Bad Liebenzell DM 10 km

Keine Ausreden in Bad Liebenzell: DM 10 km

Ein Auge auf die deutschen Straßenlaufmeisterschaften über 10 km in Bad Liebenzell hatte ich schon lange geworfen. Zunächst als Option in der Marathonvorbereitung, dann immer konkreter, als klar wurde, wie gut vor allem unsere Mädels dieses Jahr unterwegs sind und wie lohnenswert deshalb ein Mannschaftsausflug werden könnte.

Eine Männermannschaft wiederum fand sich nicht. Schade, aber die Gelegenheit für eine gute 10 km Zeit wollte ich mir dennoch nicht entgehen lassen. Richtig schnelle Rennen über diese Distanz sind eher selten, für mich blieb in den letzten Jahren meist nur Jügesheim.

Natürlich laufe ich sehr gerne in Jügesheim und bin dort nicht nur meine Bestzeit, sondern noch ein weiteres Mal unter 33 Minuten geblieben – die vermessene Strecke der Winterlaufserie ist und bleibt ein gutes Pflaster. Aber, wie der Name schon sagt, sie findet im Winter statt. Theoretisch sollte die Form im Spätsommer besser sein. Außerdem sollte eine reine Asphaltstrecke noch einen Hauch schneller als die Schotterwege im heimatlichen Wald sein.

Dass die Strecke im Nagoldtal, obwohl außenherum recht hügelig, flach und schnell ist, zeigten die Ergebnisse der letzten Jahre. Gerade in Bezug auf deutsche Meisterschaften ist Bad Liebenzell nämlich kein unbeschriebenes Blatt. Wie schon 2007 wurden hier im letzten Jahr die deutschen Halbmarathonmeisterschaften ausgetragen, dazu 2004 und 2015 die DM über 10 km. Insbesondere von 2007 erzählt mein Trainings- und Vereinskamerad Manu sehr gerne, als er eine persönliche Bestzeit lief, die bis zu seiner absoluten Hochform im Jahr 2013 Bestand hatte.
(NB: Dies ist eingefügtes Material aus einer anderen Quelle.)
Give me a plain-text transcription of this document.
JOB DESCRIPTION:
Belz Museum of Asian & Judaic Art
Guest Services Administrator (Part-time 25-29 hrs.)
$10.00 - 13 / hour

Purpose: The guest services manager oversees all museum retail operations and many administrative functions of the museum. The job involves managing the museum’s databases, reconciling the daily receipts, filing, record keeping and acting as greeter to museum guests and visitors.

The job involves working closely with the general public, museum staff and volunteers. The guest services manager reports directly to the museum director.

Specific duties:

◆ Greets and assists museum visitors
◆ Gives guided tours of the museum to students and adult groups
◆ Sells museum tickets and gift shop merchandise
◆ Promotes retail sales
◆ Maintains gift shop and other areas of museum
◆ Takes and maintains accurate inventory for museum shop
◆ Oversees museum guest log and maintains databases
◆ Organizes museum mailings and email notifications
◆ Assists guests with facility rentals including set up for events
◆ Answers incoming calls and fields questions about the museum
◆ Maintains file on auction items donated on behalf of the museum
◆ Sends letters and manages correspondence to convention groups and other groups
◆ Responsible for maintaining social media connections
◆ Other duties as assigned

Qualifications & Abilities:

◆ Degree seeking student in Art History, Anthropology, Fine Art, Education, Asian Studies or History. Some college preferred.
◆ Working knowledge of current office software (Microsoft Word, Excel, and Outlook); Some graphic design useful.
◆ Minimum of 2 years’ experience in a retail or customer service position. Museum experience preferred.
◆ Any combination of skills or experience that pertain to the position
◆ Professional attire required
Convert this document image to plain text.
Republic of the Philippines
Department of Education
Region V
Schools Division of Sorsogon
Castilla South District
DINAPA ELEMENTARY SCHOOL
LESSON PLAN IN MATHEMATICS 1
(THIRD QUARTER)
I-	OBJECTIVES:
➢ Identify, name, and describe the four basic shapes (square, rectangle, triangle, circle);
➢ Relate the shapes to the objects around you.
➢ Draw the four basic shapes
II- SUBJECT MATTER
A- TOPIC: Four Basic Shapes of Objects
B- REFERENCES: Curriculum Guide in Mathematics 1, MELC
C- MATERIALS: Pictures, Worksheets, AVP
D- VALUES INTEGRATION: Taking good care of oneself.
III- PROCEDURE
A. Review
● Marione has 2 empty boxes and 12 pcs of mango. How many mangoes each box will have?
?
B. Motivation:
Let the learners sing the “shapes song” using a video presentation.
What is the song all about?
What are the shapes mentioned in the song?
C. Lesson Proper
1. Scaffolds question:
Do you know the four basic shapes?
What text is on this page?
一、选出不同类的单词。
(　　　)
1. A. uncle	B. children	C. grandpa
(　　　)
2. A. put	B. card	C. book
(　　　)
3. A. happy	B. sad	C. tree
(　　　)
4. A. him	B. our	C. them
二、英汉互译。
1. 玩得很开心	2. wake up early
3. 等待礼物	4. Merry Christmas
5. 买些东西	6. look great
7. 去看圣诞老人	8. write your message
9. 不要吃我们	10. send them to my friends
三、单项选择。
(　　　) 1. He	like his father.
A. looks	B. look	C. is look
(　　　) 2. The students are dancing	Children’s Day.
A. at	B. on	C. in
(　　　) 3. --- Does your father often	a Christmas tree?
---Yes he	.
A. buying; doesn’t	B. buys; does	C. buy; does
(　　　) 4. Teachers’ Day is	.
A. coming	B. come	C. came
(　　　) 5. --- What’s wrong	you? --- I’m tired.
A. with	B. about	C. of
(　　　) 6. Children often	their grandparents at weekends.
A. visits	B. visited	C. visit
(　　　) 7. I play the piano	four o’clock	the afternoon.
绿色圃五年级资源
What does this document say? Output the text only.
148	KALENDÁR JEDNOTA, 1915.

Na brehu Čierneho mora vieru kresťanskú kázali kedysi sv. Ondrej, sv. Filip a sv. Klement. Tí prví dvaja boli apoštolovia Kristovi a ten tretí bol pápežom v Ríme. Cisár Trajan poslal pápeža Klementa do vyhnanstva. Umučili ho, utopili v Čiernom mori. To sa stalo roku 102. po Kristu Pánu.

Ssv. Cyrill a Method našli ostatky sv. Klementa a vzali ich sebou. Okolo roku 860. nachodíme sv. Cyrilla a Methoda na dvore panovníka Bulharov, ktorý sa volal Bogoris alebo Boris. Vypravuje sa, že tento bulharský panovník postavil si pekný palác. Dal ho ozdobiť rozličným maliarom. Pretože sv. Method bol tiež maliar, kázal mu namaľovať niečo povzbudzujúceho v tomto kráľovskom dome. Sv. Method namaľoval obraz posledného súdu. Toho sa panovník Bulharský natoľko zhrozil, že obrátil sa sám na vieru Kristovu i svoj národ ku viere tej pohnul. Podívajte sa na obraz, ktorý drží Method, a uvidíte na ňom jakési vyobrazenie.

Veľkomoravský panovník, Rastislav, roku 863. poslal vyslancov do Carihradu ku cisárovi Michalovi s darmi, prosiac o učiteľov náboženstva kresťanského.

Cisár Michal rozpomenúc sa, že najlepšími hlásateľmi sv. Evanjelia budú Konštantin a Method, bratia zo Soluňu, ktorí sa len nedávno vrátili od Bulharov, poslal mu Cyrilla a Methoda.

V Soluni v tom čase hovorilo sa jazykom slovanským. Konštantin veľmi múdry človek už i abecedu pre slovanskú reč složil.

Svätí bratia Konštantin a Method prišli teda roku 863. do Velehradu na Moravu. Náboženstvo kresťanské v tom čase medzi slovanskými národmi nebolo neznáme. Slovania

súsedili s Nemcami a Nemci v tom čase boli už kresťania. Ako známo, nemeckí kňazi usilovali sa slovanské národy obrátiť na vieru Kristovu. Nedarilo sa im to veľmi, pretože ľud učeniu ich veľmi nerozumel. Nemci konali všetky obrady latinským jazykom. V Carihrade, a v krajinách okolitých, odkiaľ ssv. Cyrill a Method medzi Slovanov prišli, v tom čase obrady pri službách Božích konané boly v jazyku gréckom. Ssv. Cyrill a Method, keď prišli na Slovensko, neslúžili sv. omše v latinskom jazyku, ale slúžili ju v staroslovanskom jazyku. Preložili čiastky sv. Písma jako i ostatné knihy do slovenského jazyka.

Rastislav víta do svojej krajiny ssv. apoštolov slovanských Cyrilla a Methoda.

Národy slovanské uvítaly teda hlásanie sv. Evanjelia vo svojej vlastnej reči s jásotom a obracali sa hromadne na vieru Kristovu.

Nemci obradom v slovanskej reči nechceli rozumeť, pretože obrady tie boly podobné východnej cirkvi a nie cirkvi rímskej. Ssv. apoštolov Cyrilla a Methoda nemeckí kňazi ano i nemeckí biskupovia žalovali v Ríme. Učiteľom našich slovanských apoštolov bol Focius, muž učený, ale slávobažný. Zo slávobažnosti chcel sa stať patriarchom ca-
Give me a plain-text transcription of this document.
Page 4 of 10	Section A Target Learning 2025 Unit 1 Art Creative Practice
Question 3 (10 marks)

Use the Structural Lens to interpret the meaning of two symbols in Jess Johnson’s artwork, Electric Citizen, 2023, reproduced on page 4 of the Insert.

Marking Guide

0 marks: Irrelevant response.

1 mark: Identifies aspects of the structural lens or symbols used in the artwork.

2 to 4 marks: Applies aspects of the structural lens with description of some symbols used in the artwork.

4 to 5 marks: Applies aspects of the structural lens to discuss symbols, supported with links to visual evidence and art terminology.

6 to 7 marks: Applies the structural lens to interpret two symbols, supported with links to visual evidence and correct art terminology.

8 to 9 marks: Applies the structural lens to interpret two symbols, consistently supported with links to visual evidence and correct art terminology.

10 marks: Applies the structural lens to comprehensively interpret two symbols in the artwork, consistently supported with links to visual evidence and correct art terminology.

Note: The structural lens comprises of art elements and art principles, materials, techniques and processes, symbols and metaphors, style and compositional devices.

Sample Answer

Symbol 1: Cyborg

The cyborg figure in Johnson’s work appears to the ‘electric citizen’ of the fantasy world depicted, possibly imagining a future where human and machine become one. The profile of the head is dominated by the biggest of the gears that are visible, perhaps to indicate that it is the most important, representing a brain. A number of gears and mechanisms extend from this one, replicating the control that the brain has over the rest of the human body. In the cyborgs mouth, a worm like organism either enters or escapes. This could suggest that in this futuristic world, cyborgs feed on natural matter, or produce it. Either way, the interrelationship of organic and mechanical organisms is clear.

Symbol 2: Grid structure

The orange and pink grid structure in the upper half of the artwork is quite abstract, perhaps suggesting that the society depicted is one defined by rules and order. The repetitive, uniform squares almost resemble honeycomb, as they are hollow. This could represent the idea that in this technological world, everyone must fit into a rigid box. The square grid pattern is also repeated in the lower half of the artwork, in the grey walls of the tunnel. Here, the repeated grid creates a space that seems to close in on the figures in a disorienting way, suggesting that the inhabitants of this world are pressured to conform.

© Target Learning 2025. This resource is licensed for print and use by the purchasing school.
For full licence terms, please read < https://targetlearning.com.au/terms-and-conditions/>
Heute würde es auf einem vier Mal zu durchlaufenden Rundkurs rechts und links der Nagold zur Sache gehen, mit einer breiten, über einen Kilometer langen Startgerade, auf der sich alle würden sortieren können und durchweg gut asphaltierte Straßen ohne eckige Kurven. Zunächst um 11:15 Uhr das Männerrennen mit (von uns, Spiridon) Jens und mir, dann, eine Stunde später, die Frauen und Senioren mit Hanna und Kathi.

 

Der Rennsonntag

So machten wir uns also um 7:15 Uhr mit dem Vereinsbus auf in Richtung der Bade- und Kurstadt im nördlichen Schwarzwald. Die Form war vielversprechend und die Stimmung gut, wenig Verkehr am Sonntagmorgen trug außerdem dazu bei, dass wir schnell und frühzeitig am Ort des Wettkampfgeschehens ankamen.

Wie ich bereits aus Erzählungen wusste, kann man sich während der Anfahrt bei all den Hügeln und Bergen kaum vorstellen, dass es einen Flecken gibt, auf dem ein schnelles und flaches Rennen ausgetragen werden kann. Es kann aber! Der Stadtkern, um den das Rennen in einem Viereck herumführt, ist fast bretteben. Lediglich eine kleine Welle gibt es auf Höhe des Starts: taktisch klug gelegt, so ging es erstmal – wenn auch nur einen Hauch – bergab. Sechs Höhenmeter waren pro Runde zu „erklimmen“.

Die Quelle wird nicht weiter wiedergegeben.